I can't figure it out.  Fuses are intact, lights are gone.  Maybe the lightning strike burned off a wire without taking out a 15 amp fuse.  I couldn't see how, but weird stuff happens with lightning.  I told the party that I need to come back in the daylight and take a closer look tomorrow.  They are fine with that and have a flashlight for the dark bathroom.  Before I can get out the door, the group leader, Lindsey Shaner insists I take at least two freshly baked molasses cookies that apparently his wife made for him and the group.  I did and ate them on the way to Cabin 5 where the story of electrical weirdness at Northwind Lodge was a continuing saga.  The cookies were really quite good!  I wanted another one but the scope of the  mission didn't allow it.

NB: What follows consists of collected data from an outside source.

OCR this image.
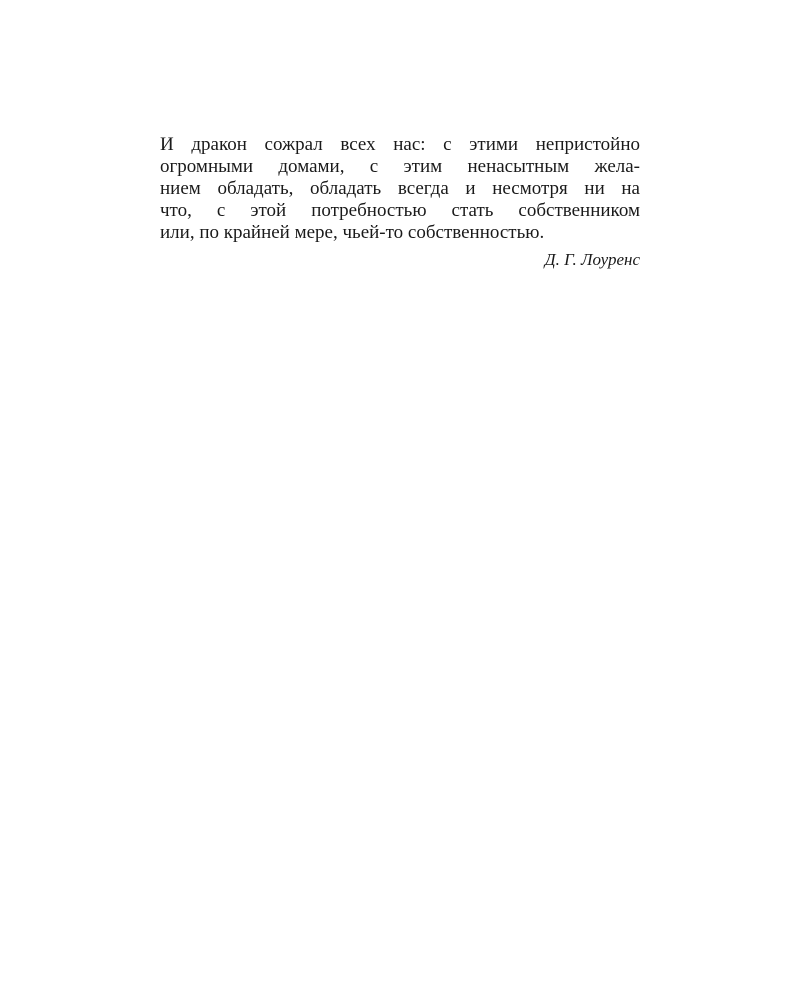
И дракон сожрал всех нас: с этими непристойно
огромными домами, с этим ненасытным жела-
нием обладать, обладать всегда и несмотря ни на
что, с этой потребностью стать собственником
или, по крайней мере, чьей-то собственностью.
Д. Г. Лоуренс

At Cabin 5, the Murphies explained what happened,  Big thunder, the lights went almost dark and the refrigerator got loud and didn't sound right.   I tested the power which was now looking just fine and the fridge was sounding normal.  Power hit a perfect 120 volts on my meter.  I inspected the electrical panel and felt for hot circuit breakers and smelled for burning bake-lite.  Nothing unusual, nothing tripped.   I said goodnight to the Murphy's and headed home on foot in the dark, perplexed and a bit irritated that I had to leave the reunion and still couldn't really solve the problem in Cabin #8.

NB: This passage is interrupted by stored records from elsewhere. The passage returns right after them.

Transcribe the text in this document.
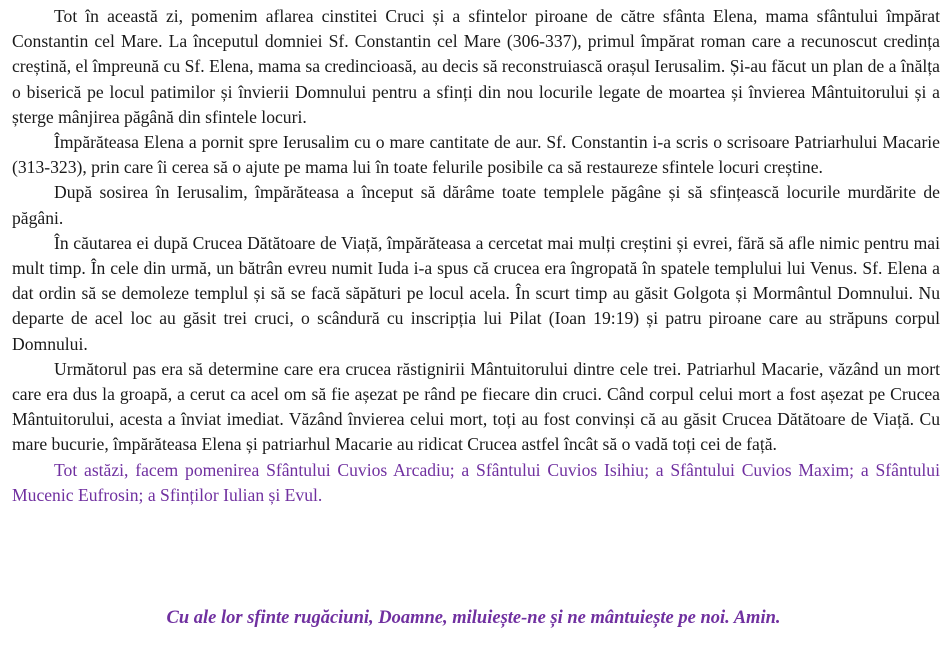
Tot în această zi, pomenim aflarea cinstitei Cruci și a sfintelor piroane de către sfânta Elena, mama sfântului împărat Constantin cel Mare. La începutul domniei Sf. Constantin cel Mare (306-337), primul împărat roman care a recunoscut credința creștină, el împreună cu Sf. Elena, mama sa credincioasă, au decis să reconstruiască orașul Ierusalim. Și-au făcut un plan de a înălța o biserică pe locul patimilor și învierii Domnului pentru a sfinți din nou locurile legate de moartea și învierea Mântuitorului și a șterge mânjirea păgână din sfintele locuri.

Împărăteasa Elena a pornit spre Ierusalim cu o mare cantitate de aur. Sf. Constantin i-a scris o scrisoare Patriarhului Macarie (313-323), prin care îi cerea să o ajute pe mama lui în toate felurile posibile ca să restaureze sfintele locuri creștine.

După sosirea în Ierusalim, împărăteasa a început să dărâme toate templele păgâne și să sfințească locurile murdărite de păgâni.

În căutarea ei după Crucea Dătătoare de Viață, împărăteasa a cercetat mai mulți creștini și evrei, fără să afle nimic pentru mai mult timp. În cele din urmă, un bătrân evreu numit Iuda i-a spus că crucea era îngropată în spatele templului lui Venus. Sf. Elena a dat ordin să se demoleze templul și să se facă săpături pe locul acela. În scurt timp au găsit Golgota și Mormântul Domnului. Nu departe de acel loc au găsit trei cruci, o scândură cu inscripția lui Pilat (Ioan 19:19) și patru piroane care au străpuns corpul Domnului.

Următorul pas era să determine care era crucea răstignirii Mântuitorului dintre cele trei. Patriarhul Macarie, văzând un mort care era dus la groapă, a cerut ca acel om să fie așezat pe rând pe fiecare din cruci. Când corpul celui mort a fost așezat pe Crucea Mântuitorului, acesta a înviat imediat. Văzând învierea celui mort, toți au fost convinși că au găsit Crucea Dătătoare de Viață. Cu mare bucurie, împărăteasa Elena și patriarhul Macarie au ridicat Crucea astfel încât să o vadă toți cei de față.

Tot astăzi, facem pomenirea Sfântului Cuvios Arcadiu; a Sfântului Cuvios Isihiu; a Sfântului Cuvios Maxim; a Sfântului Mucenic Eufrosin; a Sfinților Iulian și Evul.

Cu ale lor sfinte rugăciuni, Doamne, miluiește-ne și ne mântuiește pe noi. Amin.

The next morning, the Shaner party headed out to Wood Lake. They fish there every day of the week during their stay here at Northwind Lodge.  I met up with Pete Edwards, another longtime guest at our lodge and he told me the same story.  IN Cabin #7, the lights went dark and the fridge made a lot of noise as it was drawing a lot of amps in the suddenly low voltage of what appeared to be brown-out as opposed to the more expected surge from a lightning strike.  Pete volunteered to come with me and turn lights on and off to check circuits. I also scrounged around and luckily found the right sized batteries for my multi-meter that I would need to test resistance in cartridge fuses in Cabin 8.  We go there and I tested all the cartridge fuses and re-inspected the the round fuses one more time.  According to my meter, none of the fuses were fried.  We go into the bathroom and look at those dang lights.  Then it dawned on me.  

I went to the hallway and located an old-fashioned light bulb, unscrewed the compact fluorescent light in the bathroom ceiling and replaced it with the real light bulb.  Flipped the switch and lo-and-behold, the light lit up like a mini sun.  That was it!  The common denominator was there in front of us.  Four CFL's died in the brownout.  They don't do well  in less than perfect conditions and it was imperfect at best, last night.  In talking with my dad, he said that it sounded like the lighting hit really close to his house and in the vicinity of the transformer that powers the bulk of the resort.   I still can't figure how we had a brownout in a lightning strike, but that is what appears to have happened.  I suspect that the event may have shortened the lifespans of several cabin refrigerators as well.  Only time will tell. Dang....

I need to make a mental note to add "checking common denominators" to my list of how to determine what goes wrong when it does.  Fortunately, the problem was resolved rather easily and vacationing continues at Northwind Lodge.